We were very pleased with Materialise’s 1Q25 results, which aligned closely with our positive earnings preview last week. We believed that 1Q25 could mark a bottom, and these results further validate that view. Another quarter of nearly 20% Y/Y growth in the Medical segment underscores the company’s continued leadership in this domain. We were also encouraged by the sequential rebound in the Manufacturing segment, supporting our belief that 4Q24 weakness was primarily macro-driven. In a tough macro environment, we believe it’s particularly impressive that Materialise is still delivering modest top-line growth, which highlights the durability of its end markets.

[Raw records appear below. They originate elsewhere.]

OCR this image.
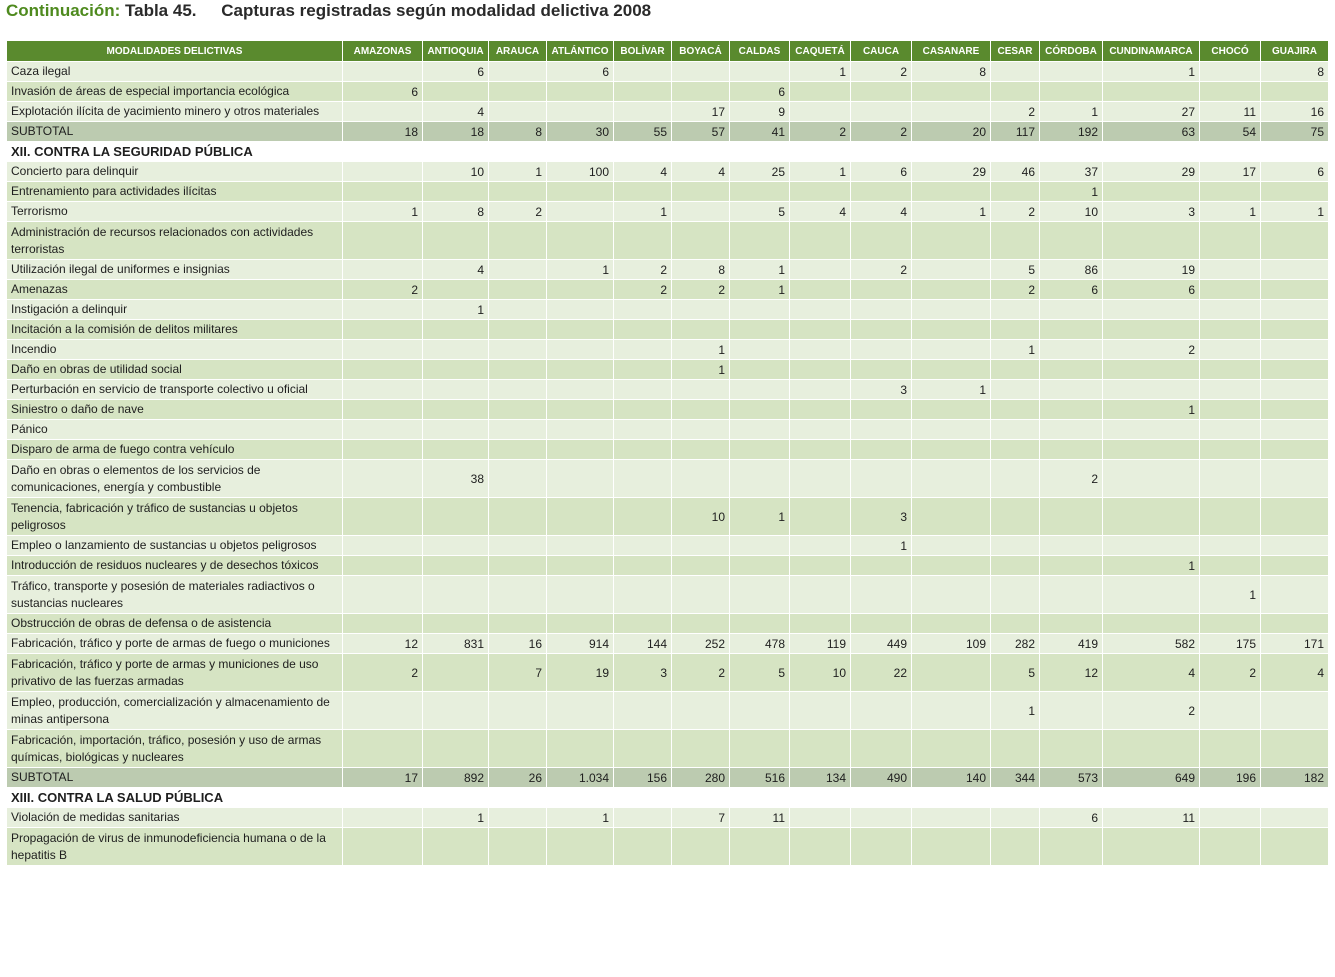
Continuación: Tabla 45. Capturas registradas según modalidad delictiva 2008
MODALIDADES DELICTIVAS	AMAZONAS	ANTIOQUIA	ARAUCA	ATLÁNTICO	BOLÍVAR	BOYACÁ	CALDAS	CAQUETÁ	CAUCA	CASANARE	CESAR	CÓRDOBA	CUNDINAMARCA	CHOCÓ	GUAJIRA
Caza ilegal		6		6				1	2	8			1		8
Invasión de áreas de especial importancia ecológica	6						6								
Explotación ilícita de yacimiento minero y otros materiales		4				17	9				2	1	27	11	16
SUBTOTAL	18	18	8	30	55	57	41	2	2	20	117	192	63	54	75
XII. CONTRA LA SEGURIDAD PÚBLICA															
Concierto para delinquir		10	1	100	4	4	25	1	6	29	46	37	29	17	6
Entrenamiento para actividades ilícitas												1			
Terrorismo	1	8	2		1		5	4	4	1	2	10	3	1	1
Administración de recursos relacionados con actividades terroristas															
Utilización ilegal de uniformes e insignias		4		1	2	8	1		2		5	86	19		
Amenazas	2				2	2	1				2	6	6		
Instigación a delinquir		1													
Incitación a la comisión de delitos militares															
Incendio						1					1		2		
Daño en obras de utilidad social						1									
Perturbación en servicio de transporte colectivo u oficial									3	1					
Siniestro o daño de nave													1		
Pánico															
Disparo de arma de fuego contra vehículo															
Daño en obras o elementos de los servicios de comunicaciones, energía y combustible		38										2			
Tenencia, fabricación y tráfico de sustancias u objetos peligrosos						10	1		3						
Empleo o lanzamiento de sustancias u objetos peligrosos									1						
Introducción de residuos nucleares y de desechos tóxicos													1		
Tráfico, transporte y posesión de materiales radiactivos o sustancias nucleares														1	
Obstrucción de obras de defensa o de asistencia															
Fabricación, tráfico y porte de armas de fuego o municiones	12	831	16	914	144	252	478	119	449	109	282	419	582	175	171
Fabricación, tráfico y porte de armas y municiones de uso privativo de las fuerzas armadas	2		7	19	3	2	5	10	22		5	12	4	2	4
Empleo, producción, comercialización y almacenamiento de minas antipersona											1		2		
Fabricación, importación, tráfico, posesión y uso de armas químicas, biológicas y nucleares															
SUBTOTAL	17	892	26	1.034	156	280	516	134	490	140	344	573	649	196	182
XIII. CONTRA LA SALUD PÚBLICA															
Violación de medidas sanitarias		1		1		7	11					6	11		
Propagación de virus de inmunodeficiencia humana o de la hepatitis B															
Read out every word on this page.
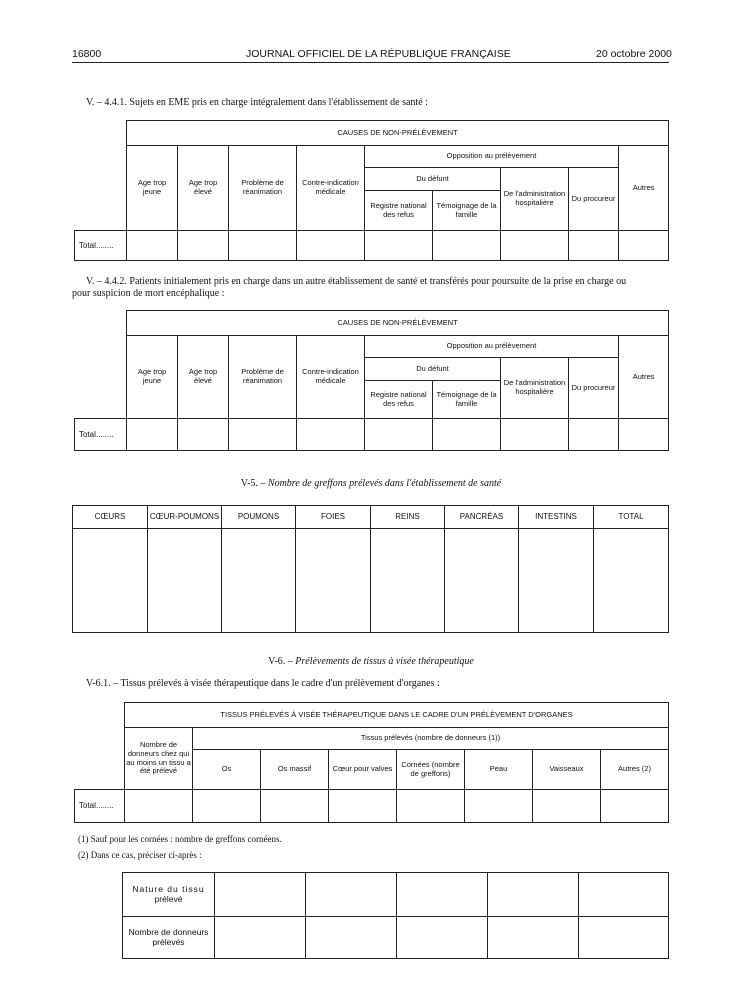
16800	JOURNAL OFFICIEL DE LA RÉPUBLIQUE FRANÇAISE	20 octobre 2000
V. – 4.4.1. Sujets en EME pris en charge intégralement dans l'établissement de santé :
	CAUSES DE NON-PRÉLÈVEMENT								
	Age trop jeune	Age trop élevé	Problème de réanimation	Contre-indication médicale	Opposition au prélèvement				Autres
					Du défunt		De l'administration hospitalière	Du procureur	
					Registre national des refus	Témoignage de la famille			
Total........									
V. – 4.4.2. Patients initialement pris en charge dans un autre établissement de santé et transférés pour poursuite de la prise en charge ou
pour suspicion de mort encéphalique :
	CAUSES DE NON-PRÉLÈVEMENT								
	Age trop jeune	Age trop élevé	Problème de réanimation	Contre-indication médicale	Opposition au prélèvement				Autres
					Du défunt		De l'administration hospitalière	Du procureur	
					Registre national des refus	Témoignage de la famille			
Total........									
V-5. – Nombre de greffons prélevés dans l'établissement de santé
CŒURS	CŒUR-POUMONS	POUMONS	FOIES	REINS	PANCRÉAS	INTESTINS	TOTAL

V-6. – Prélèvements de tissus à visée thérapeutique
V-6.1. – Tissus prélevés à visée thérapeutique dans le cadre d'un prélèvement d'organes :
	TISSUS PRÉLEVÉS À VISÉE THÉRAPEUTIQUE DANS LE CADRE D'UN PRÉLÈVEMENT D'ORGANES							
	Nombre de donneurs chez qui au moins un tissu a été prélevé	Tissus prélevés (nombre de donneurs (1))						
		Os	Os massif	Cœur pour valves	Cornées (nombre de greffons)	Peau	Vaisseaux	Autres (2)
Total........								
(1) Sauf pour les cornées : nombre de greffons cornéens.
(2) Dans ce cas, préciser ci-après :
Nature du tissu
prélevé					

Nombre de donneurs
prélevés					
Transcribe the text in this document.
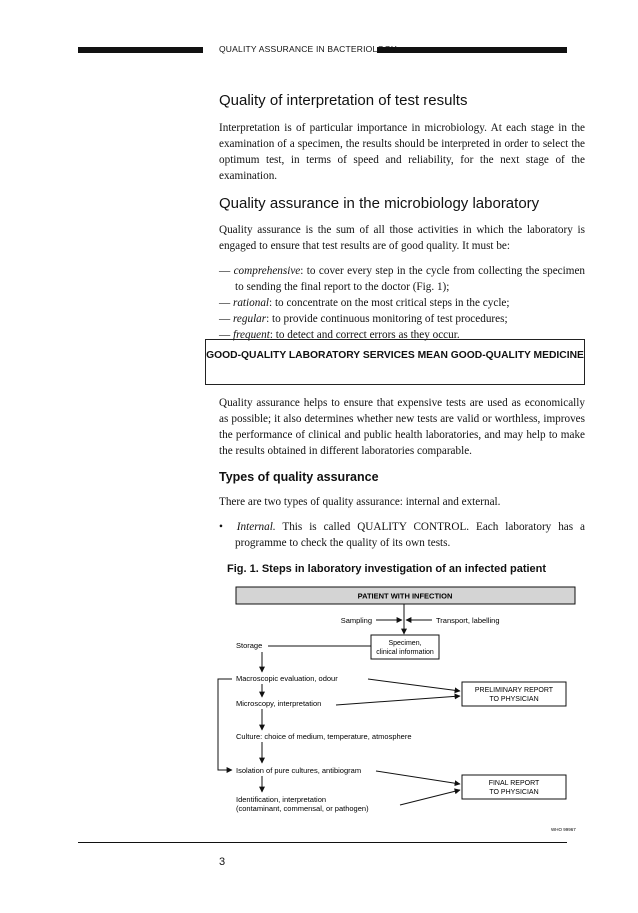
QUALITY ASSURANCE IN BACTERIOLOGY
Quality of interpretation of test results

Interpretation is of particular importance in microbiology. At each stage in the examination of a specimen, the results should be interpreted in order to select the optimum test, in terms of speed and reliability, for the next stage of the examination.

Quality assurance in the microbiology laboratory

Quality assurance is the sum of all those activities in which the laboratory is engaged to ensure that test results are of good quality. It must be:

— comprehensive: to cover every step in the cycle from collecting the specimen to sending the final report to the doctor (Fig. 1);

— rational: to concentrate on the most critical steps in the cycle;

— regular: to provide continuous monitoring of test procedures;

— frequent: to detect and correct errors as they occur.

GOOD-QUALITY LABORATORY SERVICES MEAN GOOD-QUALITY MEDICINE

Quality assurance helps to ensure that expensive tests are used as economically as possible; it also determines whether new tests are valid or worthless, improves the performance of clinical and public health laboratories, and may help to make the results obtained in different laboratories comparable.

Types of quality assurance

There are two types of quality assurance: internal and external.

• Internal. This is called QUALITY CONTROL. Each laboratory has a programme to check the quality of its own tests.

Fig. 1. Steps in laboratory investigation of an infected patient
PATIENT WITH INFECTION
Sampling	Transport, labelling
Specimen,
clinical information
Storage
Macroscopic evaluation, odour
Microscopy, interpretation
Culture: choice of medium, temperature, atmosphere
Isolation of pure cultures, antibiogram
Identification, interpretation
(contaminant, commensal, or pathogen)
PRELIMINARY REPORT
TO PHYSICIAN
FINAL REPORT
TO PHYSICIAN
WHO 99967
3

While profitability remains limited, the ramp of the new ACTech facility is temporarily absorbing hire costs, but something we expect to normalize as the year progresses, driving margin improvement. Given the strength in execution and a more favorable macro backdrop, we believe the company’s reiterated full-year guidance is not only attainable but potentially beatable. With shares trading at just 4x EBITDA, we believe that as costs are absorbed and margin expansion resumes, Materialise is on track to return to double-digit earnings growth. In turn, we expect this to drive meaningful multiple expansion from current levels, and as a result reiterate our Buy rating.